Sleep and Mental Health
Getting consistent and high-quality sleep is an integral part of your physical and mental wellbeing. Numerous studies have illustrated that sleep problems can negatively affect your mental health.
Around 10-18% of adults within the United States struggle with chronic sleep problems. In fact, lack of sleep or low-quality sleep can be common among individuals struggling with depression, bipolar disorder, attention deficit hyperactivity disorders (ADHD), and anxiety. Clinical research suggests that sleep can be both a cause and a consequence of mental health issues.
Brain activity rapidly increases and decreases during different stages of sleep. In non-rapid eye movement sleep (NREM), the brain’s activity slows but has quick bursts of energy. In rapid eye movement sleep (REM), brain activity increases and is associated with dreaming. Adequate sleep allows the brain to cycle between these two stages of sleep, allowing the brain to process emotional information collected throughout the day.
Sleep and Mental Health
Sleep is a necessary component for both the physical upkeep of the body and the maintenance of cognitive skills, attention, learning, memory, and emotional regulation. In fact, lack of consistent and quality sleep can lead to mental health issues.
Almost three-quarters of people struggling with depression show symptoms of sleep problems, including insomnia, excessive daytime sleepiness, or hypersomnia. While experts once thought that sleep problems were a symptom of depression, recent evidence suggests that insufficient sleep has the potential of inducing and exacerbating symptoms of depression.
However, it’s important to note that depression often has a bidirectional relationship with sleep problems. In other words, poor sleep can worsen depression, and depression can worsen sleep problems. Despite this, the consensus from experts is that focusing on sleep quality can positively affect depression symptoms.
Anxiety disorders typically create distressing fear or worry that affect a person’s everyday functioning. Different types of anxiety include generalized anxiety disorder, social anxiety, panic disorder, phobias, and obsessive-compulsive disorder (OCD). These disorders have a strong associat
ion with sleep difficulties. One of the main reasons these disorders lead to sleep difficulties is that worry and fear contribute to hyperarousal. This hyperarousal leads to racing thoughts and can result in insomnia and added difficulty in falling asleep.
When an individual doesn’t get enough sleep, adrenal glands produce an increased amount of cortisol. Cortisol is a hormone that plays a prominent role in keeping us alert. When there is too much cortisol in the body, it goes into a state of stress, making the body unable to relax, leading to potentially more significant struggles with insomnia.
What to do When you Can’t Sleep
Keep a Sleep Diary
Keeping a sleep diary can help you better understand your habits that may contribute to any sleep problems you may be facing.
What to Include in your Sleep Diary:
- Bedtimes (morning and evening)
- Total sleep hours
- Perceived quality of sleep
- The time that you woke up in the middle of the night and what you did while you were awake
- Types of food and drinks you consumed before bed
- Feelings and moods before bed
- And drugs or medications taken, including the dose and time taken.
After keeping this record for a couple of weeks, you may start to notice patterns within your nighttime or morning routine that may be contributing to a lesser quality of sleep.

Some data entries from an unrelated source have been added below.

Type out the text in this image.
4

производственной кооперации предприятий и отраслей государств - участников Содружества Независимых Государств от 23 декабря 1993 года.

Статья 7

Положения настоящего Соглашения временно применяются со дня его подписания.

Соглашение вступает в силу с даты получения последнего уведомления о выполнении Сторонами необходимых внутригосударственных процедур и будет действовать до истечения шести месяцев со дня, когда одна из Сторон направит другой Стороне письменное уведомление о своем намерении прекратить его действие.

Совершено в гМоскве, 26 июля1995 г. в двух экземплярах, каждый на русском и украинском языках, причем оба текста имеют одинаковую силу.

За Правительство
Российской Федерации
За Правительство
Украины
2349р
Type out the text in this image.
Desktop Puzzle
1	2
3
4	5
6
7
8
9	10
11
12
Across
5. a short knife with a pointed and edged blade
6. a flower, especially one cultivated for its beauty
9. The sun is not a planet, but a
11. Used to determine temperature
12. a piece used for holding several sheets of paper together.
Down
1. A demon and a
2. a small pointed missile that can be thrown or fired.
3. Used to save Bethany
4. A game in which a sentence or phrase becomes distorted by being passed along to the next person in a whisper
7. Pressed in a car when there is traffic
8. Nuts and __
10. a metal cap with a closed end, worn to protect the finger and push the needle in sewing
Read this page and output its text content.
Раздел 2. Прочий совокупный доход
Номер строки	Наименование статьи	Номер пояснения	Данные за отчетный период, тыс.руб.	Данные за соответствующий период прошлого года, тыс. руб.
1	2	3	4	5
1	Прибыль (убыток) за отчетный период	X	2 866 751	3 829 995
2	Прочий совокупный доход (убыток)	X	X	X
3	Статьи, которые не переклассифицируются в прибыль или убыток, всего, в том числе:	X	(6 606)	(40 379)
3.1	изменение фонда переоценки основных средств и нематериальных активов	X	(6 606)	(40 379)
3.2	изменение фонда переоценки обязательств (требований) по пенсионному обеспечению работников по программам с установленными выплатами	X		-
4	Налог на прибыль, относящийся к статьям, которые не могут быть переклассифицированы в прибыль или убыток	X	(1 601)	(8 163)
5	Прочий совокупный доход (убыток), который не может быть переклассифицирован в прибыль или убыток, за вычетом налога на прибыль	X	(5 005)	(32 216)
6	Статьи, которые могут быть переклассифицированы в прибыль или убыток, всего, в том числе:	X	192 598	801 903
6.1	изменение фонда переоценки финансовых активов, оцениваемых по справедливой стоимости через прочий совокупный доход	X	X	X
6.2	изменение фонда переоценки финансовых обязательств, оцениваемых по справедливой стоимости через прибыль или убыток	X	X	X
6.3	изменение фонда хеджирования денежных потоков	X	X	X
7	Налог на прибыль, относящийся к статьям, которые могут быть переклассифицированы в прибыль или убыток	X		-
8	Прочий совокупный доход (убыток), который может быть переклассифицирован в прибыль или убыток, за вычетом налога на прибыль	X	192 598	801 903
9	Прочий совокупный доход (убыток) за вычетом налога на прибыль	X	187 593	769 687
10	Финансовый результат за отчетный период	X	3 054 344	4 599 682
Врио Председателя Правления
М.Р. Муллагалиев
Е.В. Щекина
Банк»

Having this data can help you make changes in your nighttime or morning routines that may help increase your sleep quality.
Developing a relaxing bedtime routine can teach your body that it is time to start winding down and preparing for sleep. Aim for a bedtime routine to begin about 30 minutes before your actual sleep time.

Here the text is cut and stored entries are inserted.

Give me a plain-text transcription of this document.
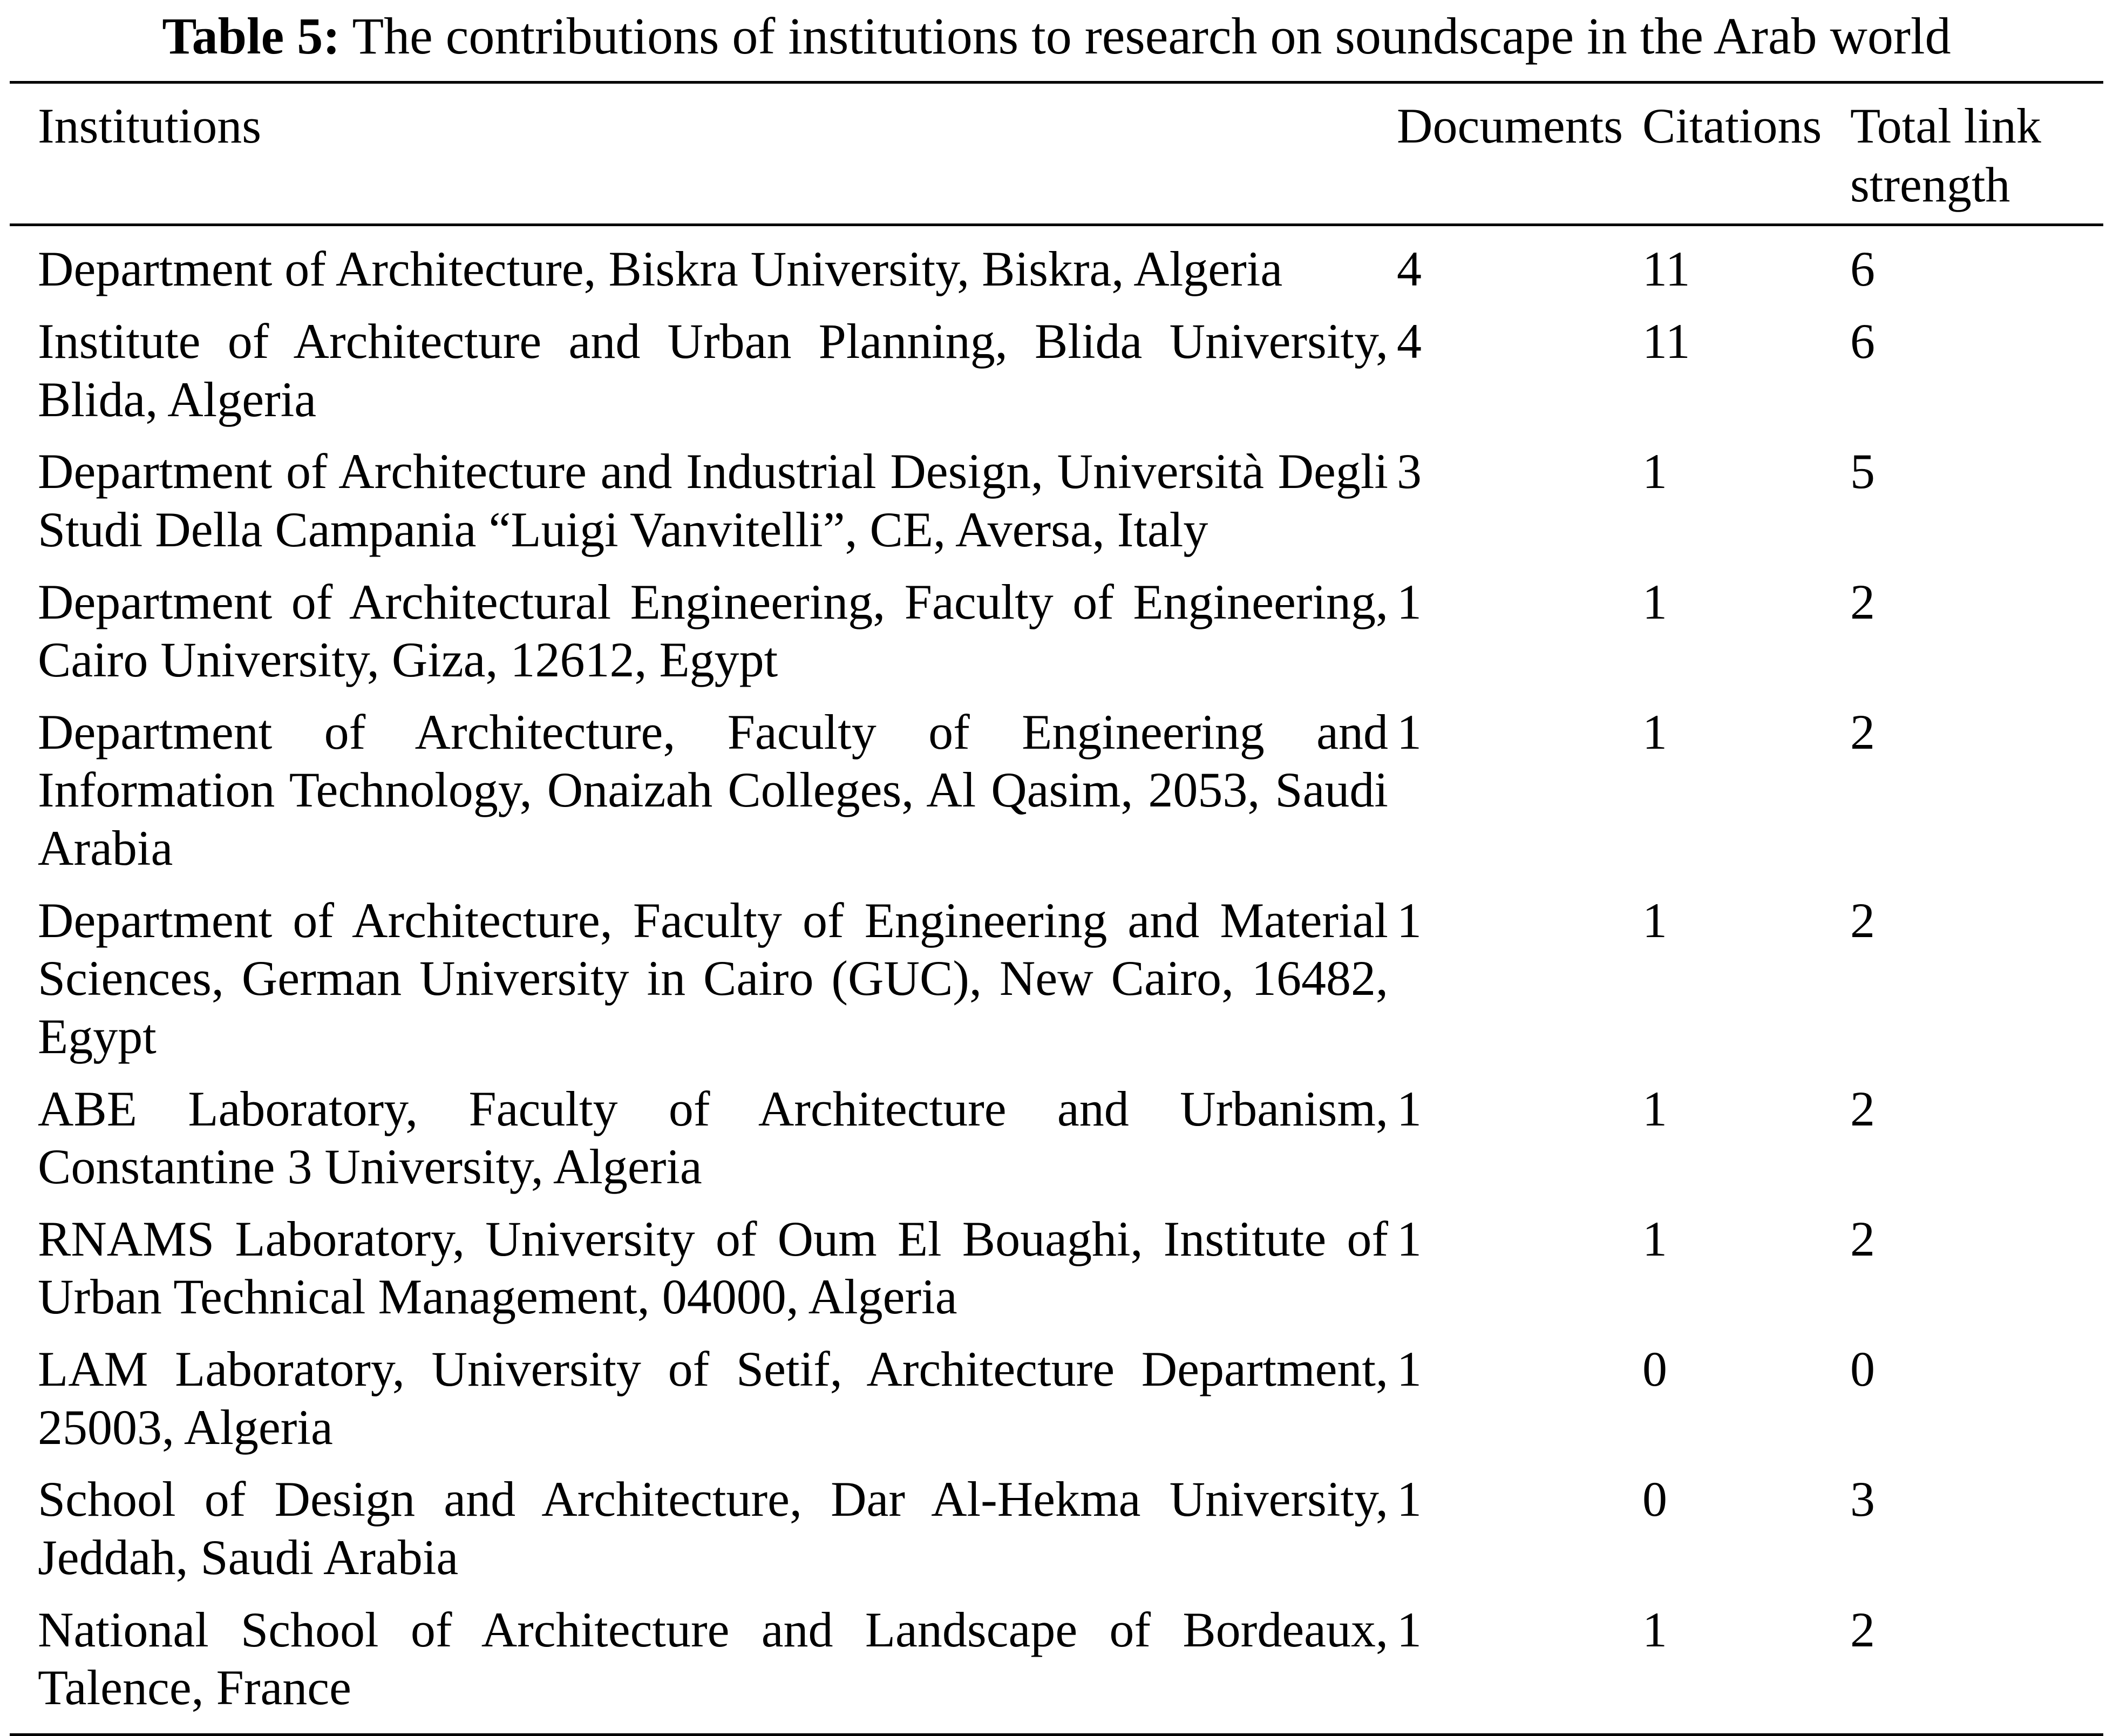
Table 5: The contributions of institutions to research on soundscape in the Arab world
Institutions	Documents	Citations	Total link strength
Department of Architecture, Biskra University, Biskra, Algeria	4	11	6
Institute of Architecture and Urban Planning, Blida University, Blida, Algeria	4	11	6
Department of Architecture and Industrial Design, Università Degli Studi Della Campania “Luigi Vanvitelli”, CE, Aversa, Italy	3	1	5
Department of Architectural Engineering, Faculty of Engineering, Cairo University, Giza, 12612, Egypt	1	1	2
Department of Architecture, Faculty of Engineering and Information Technology, Onaizah Colleges, Al Qasim, 2053, Saudi Arabia	1	1	2
Department of Architecture, Faculty of Engineering and Material Sciences, German University in Cairo (GUC), New Cairo, 16482, Egypt	1	1	2
ABE Laboratory, Faculty of Architecture and Urbanism, Constantine 3 University, Algeria	1	1	2
RNAMS Laboratory, University of Oum El Bouaghi, Institute of Urban Technical Management, 04000, Algeria	1	1	2
LAM Laboratory, University of Setif, Architecture Department, 25003, Algeria	1	0	0
School of Design and Architecture, Dar Al-Hekma University, Jeddah, Saudi Arabia	1	0	3
National School of Architecture and Landscape of Bordeaux, Talence, France	1	1	2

While every bedtime routine will vary, creating a comforting environment allows your body and mind to relax. It may be helpful to disconnect from electronics that are typically close to your eyes, like laptops and smartphones. The blue light emitted from these electronics may make it difficult for you to fall asleep.

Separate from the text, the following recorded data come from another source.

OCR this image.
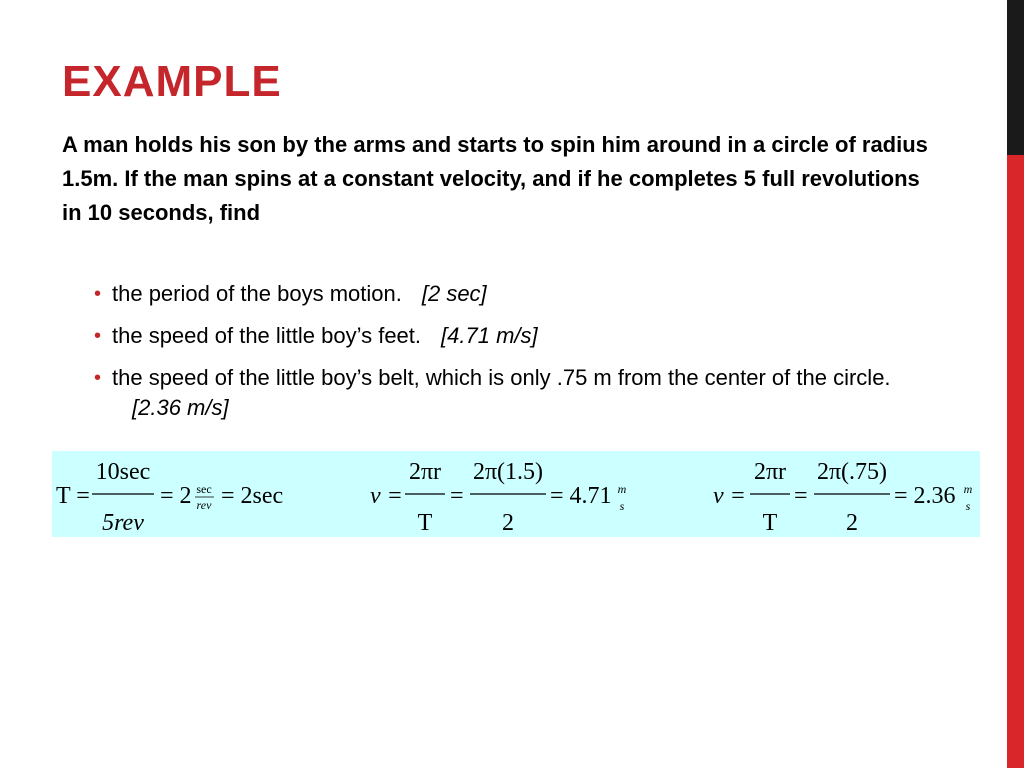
EXAMPLE

A man holds his son by the arms and starts to spin him around in a circle of radius 1.5m. If the man spins at a constant velocity, and if he completes 5 full revolutions in 10 seconds, find

• the period of the boys motion. [2 sec]
• the speed of the little boy’s feet. [4.71 m/s]
• the speed of the little boy’s belt, which is only .75 m from the center of the circle.[2.36 m/s]
T =
10sec
5rev
= 2 sec
rev = 2sec	v =
2πr
T
=
2π(1.5)
2
= 4.71 m
s	v =
2πr
T
=
2π(.75)
2
= 2.36 m
s
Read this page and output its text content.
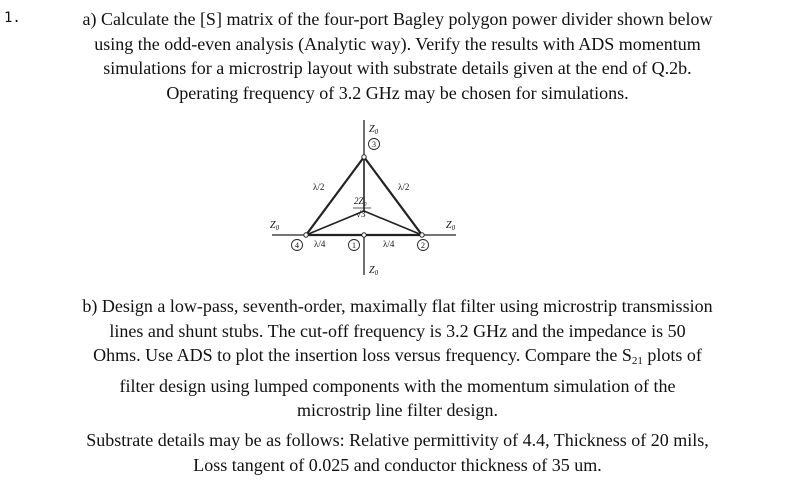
1.	a) Calculate the [S] matrix of the four-port Bagley polygon power divider shown below
using the odd-even analysis (Analytic way). Verify the results with ADS momentum
simulations for a microstrip layout with substrate details given at the end of Q.2b.
Operating frequency of 3.2 GHz may be chosen for simulations.
$Z_0$
$Z_0$	$Z_0$
$Z_0$
λ/2	λ/2
λ/4	λ/4
$2Z_0$
√3
3
4	1	2
b) Design a low-pass, seventh-order, maximally flat filter using microstrip transmission
lines and shunt stubs. The cut-off frequency is 3.2 GHz and the impedance is 50
Ohms. Use ADS to plot the insertion loss versus frequency. Compare the $S_{21}$ plots of
filter design using lumped components with the momentum simulation of the
microstrip line filter design.
Substrate details may be as follows: Relative permittivity of 4.4, Thickness of 20 mils,
Loss tangent of 0.025 and conductor thickness of 35 um.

Dimming the lights, playing white noise or relaxing music at a low volume, or practicing mindfulness activities such as meditation before bed may also help prepare your mind and body for sleep.
Diet and Exercise
Research has found that the food you eat and your activity level may affect your quality of sleep. Spicy foods and bigger meals leading up to bedtime may negatively affect your quality of sleep and your ability to fall and stay asleep. While it is ok to eat before bed, try to avoid spicy and heavier foods. Also, avoiding caffeine and alcohol leading up to bedtime may help you fall asleep faster and have a higher sleep quality throughout the night.